Jinger Duggar Speaks Out Against Family's 'Cult-Like' Religious Beliefs
Jan 18, 2023 18:03
Jinger Duggar Vuolo on Growing Up Under 'Cult-Like' Religious Beliefs: 'I Was Terrified of the Outside World' https://t.co/aU6MGYKVLc - People (@people) January 18, 2023
Jinger Duggar Vuolo gave an interview about the way she grew up to promote her memoir Becoming Free Indeed: My Story of Disentangling Faith from Fear. She finally found freedom in 2017.
"Fear was a huge part of my childhood," Jinger says. "I thought I had to wear only skirts and dresses to please God. Music with drums, places I went or the wrong friendships could all bring harm." She was even scared when her family went to play broomball. "I thought I could be killed in a car accident on the way, because I didn't know if God wanted me to stay home and read my Bible instead."

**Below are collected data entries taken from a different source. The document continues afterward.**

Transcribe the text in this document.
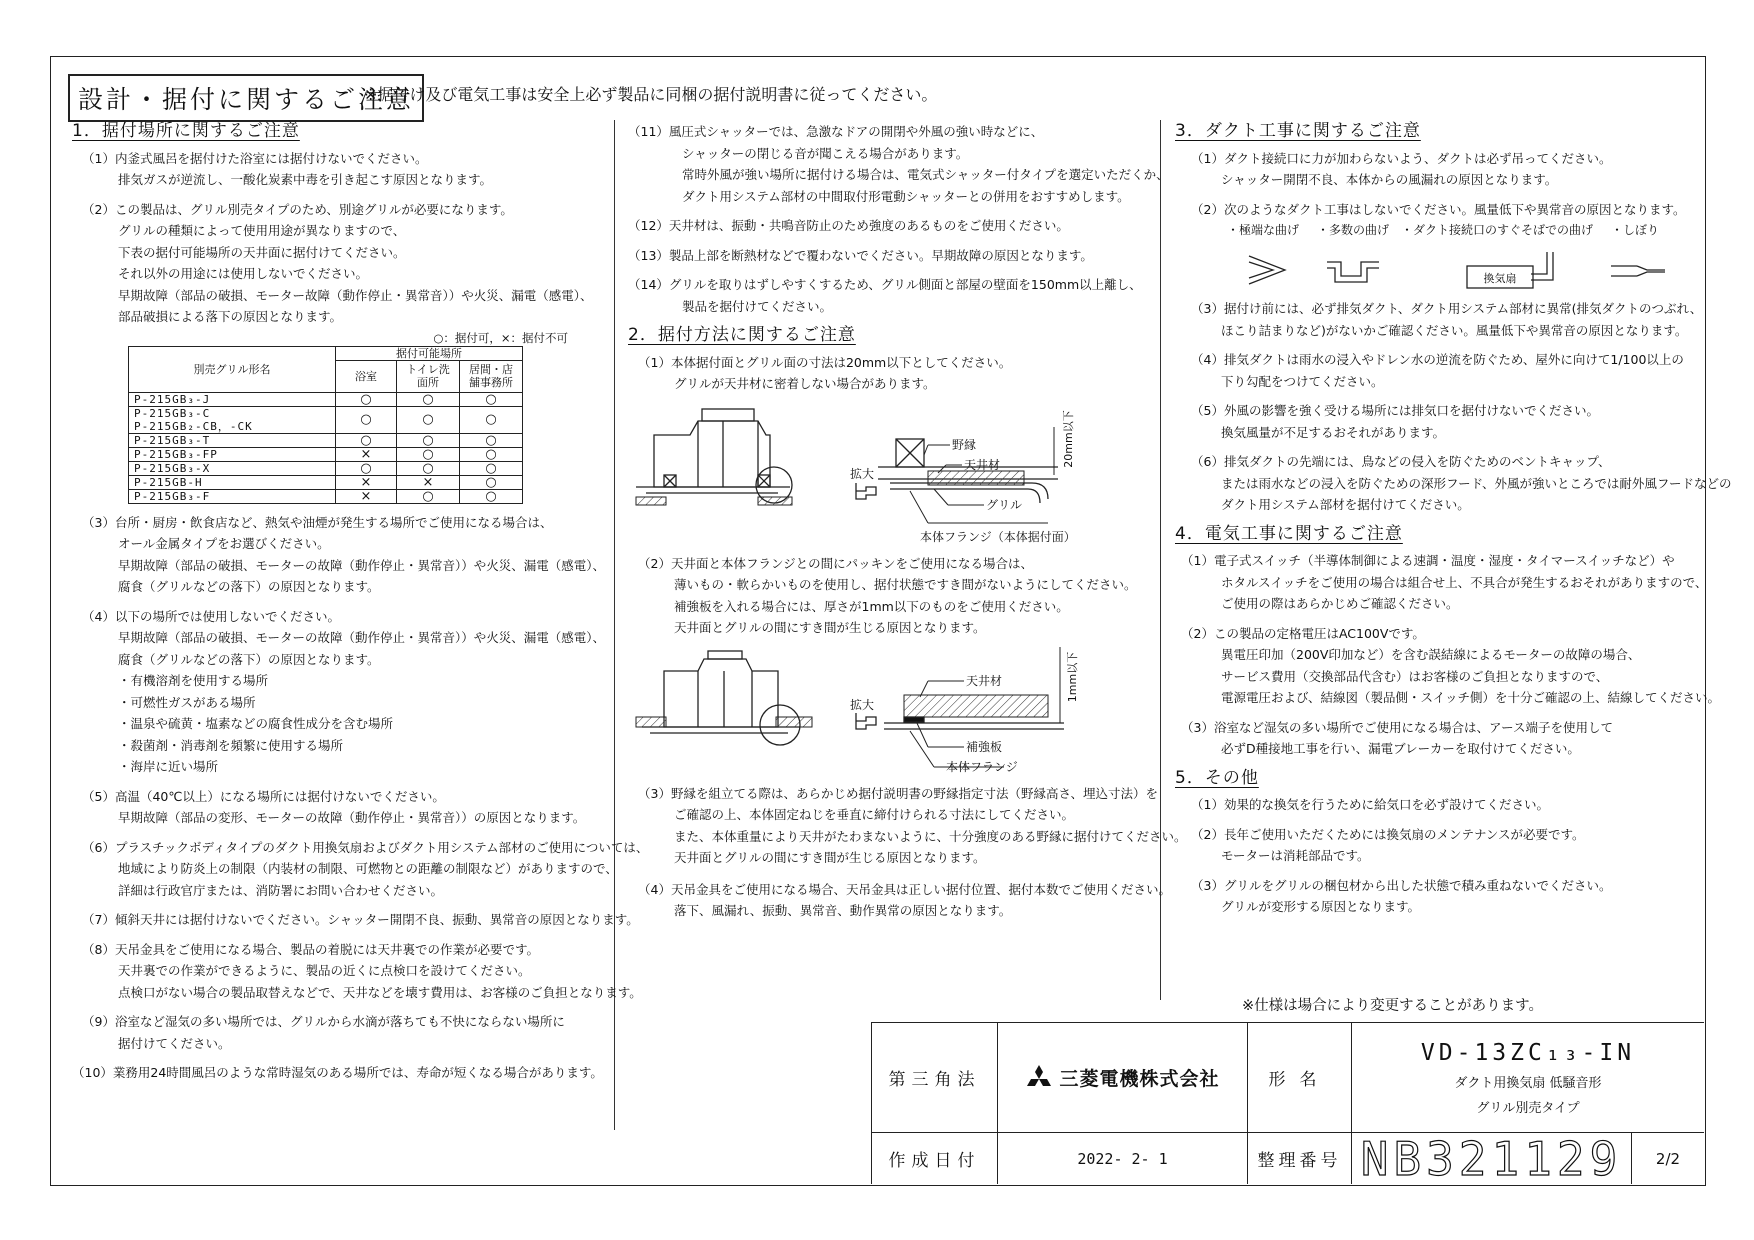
設計・据付に関するご注意
※据付け及び電気工事は安全上必ず製品に同梱の据付説明書に従ってください。
1．据付場所に関するご注意
（1）内釜式風呂を据付けた浴室には据付けないでください。
排気ガスが逆流し、一酸化炭素中毒を引き起こす原因となります。
（2）この製品は、グリル別売タイプのため、別途グリルが必要になります。
グリルの種類によって使用用途が異なりますので、
下表の据付可能場所の天井面に据付けてください。
それ以外の用途には使用しないでください。
早期故障（部品の破損、モーター故障（動作停止・異常音））や火災、漏電（感電）、
部品破損による落下の原因となります。
○：据付可，×：据付不可
別売グリル形名	据付可能場所		
	浴室	トイレ洗面所	居間・店舗事務所
P-215GB₃-J	○	○	○
P-215GB₃-C
P-215GB₂-CB，-CK	○	○	○
P-215GB₃-T	○	○	○
P-215GB₃-FP	×	○	○
P-215GB₃-X	○	○	○
P-215GB-H	×	×	○
P-215GB₃-F	×	○	○
（3）台所・厨房・飲食店など、熱気や油煙が発生する場所でご使用になる場合は、
オール金属タイプをお選びください。
早期故障（部品の破損、モーターの故障（動作停止・異常音））や火災、漏電（感電）、
腐食（グリルなどの落下）の原因となります。
（4）以下の場所では使用しないでください。
早期故障（部品の破損、モーターの故障（動作停止・異常音））や火災、漏電（感電）、
腐食（グリルなどの落下）の原因となります。
・有機溶剤を使用する場所
・可燃性ガスがある場所
・温泉や硫黄・塩素などの腐食性成分を含む場所
・殺菌剤・消毒剤を頻繁に使用する場所
・海岸に近い場所
（5）高温（40℃以上）になる場所には据付けないでください。
早期故障（部品の変形、モーターの故障（動作停止・異常音））の原因となります。
（6）プラスチックボディタイプのダクト用換気扇およびダクト用システム部材のご使用については、
地域により防炎上の制限（内装材の制限、可燃物との距離の制限など）がありますので、
詳細は行政官庁または、消防署にお問い合わせください。
（7）傾斜天井には据付けないでください。シャッター開閉不良、振動、異常音の原因となります。
（8）天吊金具をご使用になる場合、製品の着脱には天井裏での作業が必要です。
天井裏での作業ができるように、製品の近くに点検口を設けてください。
点検口がない場合の製品取替えなどで、天井などを壊す費用は、お客様のご負担となります。
（9）浴室など湿気の多い場所では、グリルから水滴が落ちても不快にならない場所に
据付けてください。
（10）業務用24時間風呂のような常時湿気のある場所では、寿命が短くなる場合があります。
（11）風圧式シャッターでは、急激なドアの開閉や外風の強い時などに、
シャッターの閉じる音が聞こえる場合があります。
常時外風が強い場所に据付ける場合は、電気式シャッター付タイプを選定いただくか、
ダクト用システム部材の中間取付形電動シャッターとの併用をおすすめします。
（12）天井材は、振動・共鳴音防止のため強度のあるものをご使用ください。
（13）製品上部を断熱材などで覆わないでください。早期故障の原因となります。
（14）グリルを取りはずしやすくするため、グリル側面と部屋の壁面を150mm以上離し、
製品を据付けてください。
2．据付方法に関するご注意
（1）本体据付面とグリル面の寸法は20mm以下としてください。
グリルが天井材に密着しない場合があります。
拡大
野縁
天井材
グリル
本体フランジ（本体据付面）
20mm以下
（2）天井面と本体フランジとの間にパッキンをご使用になる場合は、
薄いもの・軟らかいものを使用し、据付状態ですき間がないようにしてください。
補強板を入れる場合には、厚さが1mm以下のものをご使用ください。
天井面とグリルの間にすき間が生じる原因となります。
拡大
天井材
補強板
本体フランジ
1mm以下
（3）野縁を組立てる際は、あらかじめ据付説明書の野縁指定寸法（野縁高さ、埋込寸法）を
ご確認の上、本体固定ねじを垂直に締付けられる寸法にしてください。
また、本体重量により天井がたわまないように、十分強度のある野縁に据付けてください。
天井面とグリルの間にすき間が生じる原因となります。
（4）天吊金具をご使用になる場合、天吊金具は正しい据付位置、据付本数でご使用ください。
落下、風漏れ、振動、異常音、動作異常の原因となります。
3．ダクト工事に関するご注意
（1）ダクト接続口に力が加わらないよう、ダクトは必ず吊ってください。
シャッター開閉不良、本体からの風漏れの原因となります。
（2）次のようなダクト工事はしないでください。風量低下や異常音の原因となります。
・極端な曲げ ・多数の曲げ ・ダクト接続口のすぐそばでの曲げ ・しぼり
換気扇
（3）据付け前には、必ず排気ダクト、ダクト用システム部材に異常(排気ダクトのつぶれ、
ほこり詰まりなど)がないかご確認ください。風量低下や異常音の原因となります。
（4）排気ダクトは雨水の浸入やドレン水の逆流を防ぐため、屋外に向けて1/100以上の
下り勾配をつけてください。
（5）外風の影響を強く受ける場所には排気口を据付けないでください。
換気風量が不足するおそれがあります。
（6）排気ダクトの先端には、鳥などの侵入を防ぐためのベントキャップ、
または雨水などの浸入を防ぐための深形フード、外風が強いところでは耐外風フードなどの
ダクト用システム部材を据付けてください。
4．電気工事に関するご注意
（1）電子式スイッチ（半導体制御による速調・温度・湿度・タイマースイッチなど）や
ホタルスイッチをご使用の場合は組合せ上、不具合が発生するおそれがありますので、
ご使用の際はあらかじめご確認ください。
（2）この製品の定格電圧はAC100Vです。
異電圧印加（200V印加など）を含む誤結線によるモーターの故障の場合、
サービス費用（交換部品代含む）はお客様のご負担となりますので、
電源電圧および、結線図（製品側・スイッチ側）を十分ご確認の上、結線してください。
（3）浴室など湿気の多い場所でご使用になる場合は、アース端子を使用して
必ずD種接地工事を行い、漏電ブレーカーを取付けてください。
5．その他
（1）効果的な換気を行うために給気口を必ず設けてください。
（2）長年ご使用いただくためには換気扇のメンテナンスが必要です。
モーターは消耗部品です。
（3）グリルをグリルの梱包材から出した状態で積み重ねないでください。
グリルが変形する原因となります。
※仕様は場合により変更することがあります。
第三角法	三菱電機株式会社	形名
VD-13ZC₁₃-IN
ダクト用換気扇 低騒音形
グリル別売タイプ
作成日付	2022- 2- 1	整理番号 NB321129 2/2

Jinger was raised by parents who were devout followers of the Institute in Basic Life Principles. The IBLP movement teaches that women should be subservient to their husbands and that followers should shun dancing, dating and much of modern popular culture. Gothard, 88, led the church until 2014, when more than 30 women accused him of harassment and molestation.
"His teachings in a nutshell are based on fear and superstition and leave you in a place where you feel like, 'I don't know what God expects of me,' " she says. "The fear kept me crippled with anxiety. I was terrified of the outside world."
In 2017, she finally started to doubt his teachings. "His teachings were so harmful, and I'm seeing more of the effects of that in the lives of my friends and people who grew up in that community with me," she says. "There are a lot of cult-like tendencies." She ultimately walked away from IBLP altogether. While Vuolo stresses that she's still a strong Christian, her understanding of how to live her faith has changed.
Her memoir will be released January 31st and she's hoping it will help others. In the book she details leaving behind her childhood fears and embracing a new life - one still based in faith but no longer commanded by one living man.
"That's the beauty of this journey," she says. "The teaching I grew up under was harmful, it was damaging, and there are lasting effects. But I know other people are struggling and people who are still stuck. I want to share my story, and maybe it will help even just one person to be freed."